# RIP Coquit



## GeckoGranny (Jul 9, 2013)

Stool grieving for my little girl with an attitude. You lived with us for the first three years of your life than suddenly became ill & died. I will always remember you b/c you was my first Leopard Gecko.


----------



## Veeny (May 30, 2013)

Sorry to hear about your loss


----------



## GeckoGranny (Jul 9, 2013)

Thank u for your response it lifted my spirits although I did have to explain to my grand children which were also attached to our feisty lil girl . My male is doing much better he is eating & popping also his energy is back so thank God.
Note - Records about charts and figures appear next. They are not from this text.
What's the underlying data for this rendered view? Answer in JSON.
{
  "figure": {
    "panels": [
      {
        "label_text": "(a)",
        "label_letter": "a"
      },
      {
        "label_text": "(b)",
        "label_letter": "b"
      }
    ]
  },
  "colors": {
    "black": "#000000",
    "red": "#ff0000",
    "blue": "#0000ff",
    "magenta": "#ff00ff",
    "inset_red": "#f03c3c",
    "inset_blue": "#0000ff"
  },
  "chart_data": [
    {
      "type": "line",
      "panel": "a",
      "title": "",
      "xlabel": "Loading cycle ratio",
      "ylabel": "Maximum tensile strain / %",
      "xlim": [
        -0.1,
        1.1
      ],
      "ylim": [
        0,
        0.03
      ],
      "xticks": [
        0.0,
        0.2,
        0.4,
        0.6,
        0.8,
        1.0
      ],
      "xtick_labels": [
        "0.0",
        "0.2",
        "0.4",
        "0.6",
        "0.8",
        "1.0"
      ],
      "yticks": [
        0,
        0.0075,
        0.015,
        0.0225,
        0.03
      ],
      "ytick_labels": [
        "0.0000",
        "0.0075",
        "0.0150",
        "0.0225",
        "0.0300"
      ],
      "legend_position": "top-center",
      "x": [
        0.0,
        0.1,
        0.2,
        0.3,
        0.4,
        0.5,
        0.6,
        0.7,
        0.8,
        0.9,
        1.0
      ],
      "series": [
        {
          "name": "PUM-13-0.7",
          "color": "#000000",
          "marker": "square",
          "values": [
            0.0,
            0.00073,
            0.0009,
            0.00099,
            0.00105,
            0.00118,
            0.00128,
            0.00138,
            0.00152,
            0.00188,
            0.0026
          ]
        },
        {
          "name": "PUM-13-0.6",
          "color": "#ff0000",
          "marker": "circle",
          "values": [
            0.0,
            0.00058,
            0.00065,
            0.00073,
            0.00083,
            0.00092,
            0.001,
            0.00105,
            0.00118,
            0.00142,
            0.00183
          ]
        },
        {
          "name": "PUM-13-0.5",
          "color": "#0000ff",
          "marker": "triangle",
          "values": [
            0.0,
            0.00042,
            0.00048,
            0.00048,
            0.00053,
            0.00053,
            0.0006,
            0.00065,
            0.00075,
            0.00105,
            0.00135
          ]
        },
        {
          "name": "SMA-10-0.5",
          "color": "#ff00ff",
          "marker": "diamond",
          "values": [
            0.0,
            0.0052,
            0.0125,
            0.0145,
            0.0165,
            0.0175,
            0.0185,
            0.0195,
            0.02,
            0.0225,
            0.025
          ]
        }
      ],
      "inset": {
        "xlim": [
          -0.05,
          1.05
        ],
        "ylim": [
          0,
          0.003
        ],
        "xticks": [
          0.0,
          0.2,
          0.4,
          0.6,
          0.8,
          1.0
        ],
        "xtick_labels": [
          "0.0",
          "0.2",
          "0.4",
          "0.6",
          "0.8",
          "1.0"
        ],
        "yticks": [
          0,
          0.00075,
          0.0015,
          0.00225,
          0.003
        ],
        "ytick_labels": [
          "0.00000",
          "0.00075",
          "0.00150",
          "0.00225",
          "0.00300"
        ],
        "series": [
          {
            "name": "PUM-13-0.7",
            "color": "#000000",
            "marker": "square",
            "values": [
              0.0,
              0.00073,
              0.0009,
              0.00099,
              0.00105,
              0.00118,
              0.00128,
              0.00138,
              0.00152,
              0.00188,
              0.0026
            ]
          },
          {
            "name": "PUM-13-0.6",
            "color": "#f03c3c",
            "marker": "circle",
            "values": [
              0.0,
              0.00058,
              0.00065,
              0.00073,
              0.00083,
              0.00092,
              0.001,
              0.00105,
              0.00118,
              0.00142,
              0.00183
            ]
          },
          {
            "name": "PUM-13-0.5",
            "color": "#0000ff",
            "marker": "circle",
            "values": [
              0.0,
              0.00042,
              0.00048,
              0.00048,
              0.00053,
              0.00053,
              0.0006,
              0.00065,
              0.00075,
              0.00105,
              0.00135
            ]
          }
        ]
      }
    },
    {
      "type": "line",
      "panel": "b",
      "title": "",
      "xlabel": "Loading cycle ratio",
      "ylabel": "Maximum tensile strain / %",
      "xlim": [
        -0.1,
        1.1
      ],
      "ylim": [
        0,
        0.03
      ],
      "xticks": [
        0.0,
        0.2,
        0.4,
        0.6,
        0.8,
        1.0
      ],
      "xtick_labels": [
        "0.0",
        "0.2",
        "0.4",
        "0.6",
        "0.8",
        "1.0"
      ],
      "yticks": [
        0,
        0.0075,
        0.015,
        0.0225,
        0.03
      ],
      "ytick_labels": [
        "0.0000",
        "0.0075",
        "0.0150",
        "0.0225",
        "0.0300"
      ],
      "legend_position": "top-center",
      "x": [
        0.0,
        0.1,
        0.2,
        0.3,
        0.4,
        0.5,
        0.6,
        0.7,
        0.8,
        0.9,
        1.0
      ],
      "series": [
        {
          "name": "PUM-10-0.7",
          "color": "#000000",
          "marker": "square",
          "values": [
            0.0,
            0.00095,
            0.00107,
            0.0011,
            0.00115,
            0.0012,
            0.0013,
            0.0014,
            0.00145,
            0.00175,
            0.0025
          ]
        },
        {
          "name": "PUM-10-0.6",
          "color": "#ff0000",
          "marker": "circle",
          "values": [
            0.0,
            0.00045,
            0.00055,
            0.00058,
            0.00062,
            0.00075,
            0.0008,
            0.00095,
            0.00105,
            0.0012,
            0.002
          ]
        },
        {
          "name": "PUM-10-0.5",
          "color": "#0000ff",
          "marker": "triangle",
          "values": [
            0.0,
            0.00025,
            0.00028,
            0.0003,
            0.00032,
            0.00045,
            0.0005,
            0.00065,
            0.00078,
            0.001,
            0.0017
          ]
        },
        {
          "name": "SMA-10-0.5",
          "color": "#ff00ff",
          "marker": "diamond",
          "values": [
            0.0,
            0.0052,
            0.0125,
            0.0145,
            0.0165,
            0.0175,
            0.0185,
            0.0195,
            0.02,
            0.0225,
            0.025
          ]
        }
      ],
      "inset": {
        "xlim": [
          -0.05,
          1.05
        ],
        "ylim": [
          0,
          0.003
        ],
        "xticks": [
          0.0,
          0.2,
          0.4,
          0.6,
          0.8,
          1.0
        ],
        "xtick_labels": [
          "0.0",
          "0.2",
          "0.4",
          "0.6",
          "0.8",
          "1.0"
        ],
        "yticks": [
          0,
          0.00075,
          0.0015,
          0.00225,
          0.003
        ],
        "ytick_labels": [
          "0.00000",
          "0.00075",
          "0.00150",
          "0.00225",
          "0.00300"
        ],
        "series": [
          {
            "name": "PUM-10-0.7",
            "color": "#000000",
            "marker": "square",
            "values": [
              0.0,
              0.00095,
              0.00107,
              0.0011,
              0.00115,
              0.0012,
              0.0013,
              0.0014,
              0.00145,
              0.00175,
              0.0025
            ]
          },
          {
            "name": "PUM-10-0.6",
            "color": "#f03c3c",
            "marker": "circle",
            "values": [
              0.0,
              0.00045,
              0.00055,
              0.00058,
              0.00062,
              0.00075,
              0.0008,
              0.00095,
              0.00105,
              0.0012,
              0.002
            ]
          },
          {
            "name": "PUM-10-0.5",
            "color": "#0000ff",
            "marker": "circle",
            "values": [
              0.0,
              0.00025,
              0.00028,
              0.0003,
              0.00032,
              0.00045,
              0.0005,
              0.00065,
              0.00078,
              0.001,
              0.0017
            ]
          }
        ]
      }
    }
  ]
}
I had ordered so many meds for him but he doesn't need them so I will hold on to them


----------



## Tarron (May 30, 2010)

I'm sorry for your loss, losing a beloved pet is no different to losing a family member, in my eyes. 

As for yourr poll, I have found my vet to be very reasonable, often charging me less for an appointment compared to larger, more common mammals. 
I had a chameleon pts last year, and the vet did the procedure very cheap as he had to go away for a day to research how to perform the procedure on such a delicate animal, which obviously would have been more stressful to the chat. 

I can understand why some might charge more due to a lack of specialists in the area, but ultimately, a viewing is no different to any other animal.


----------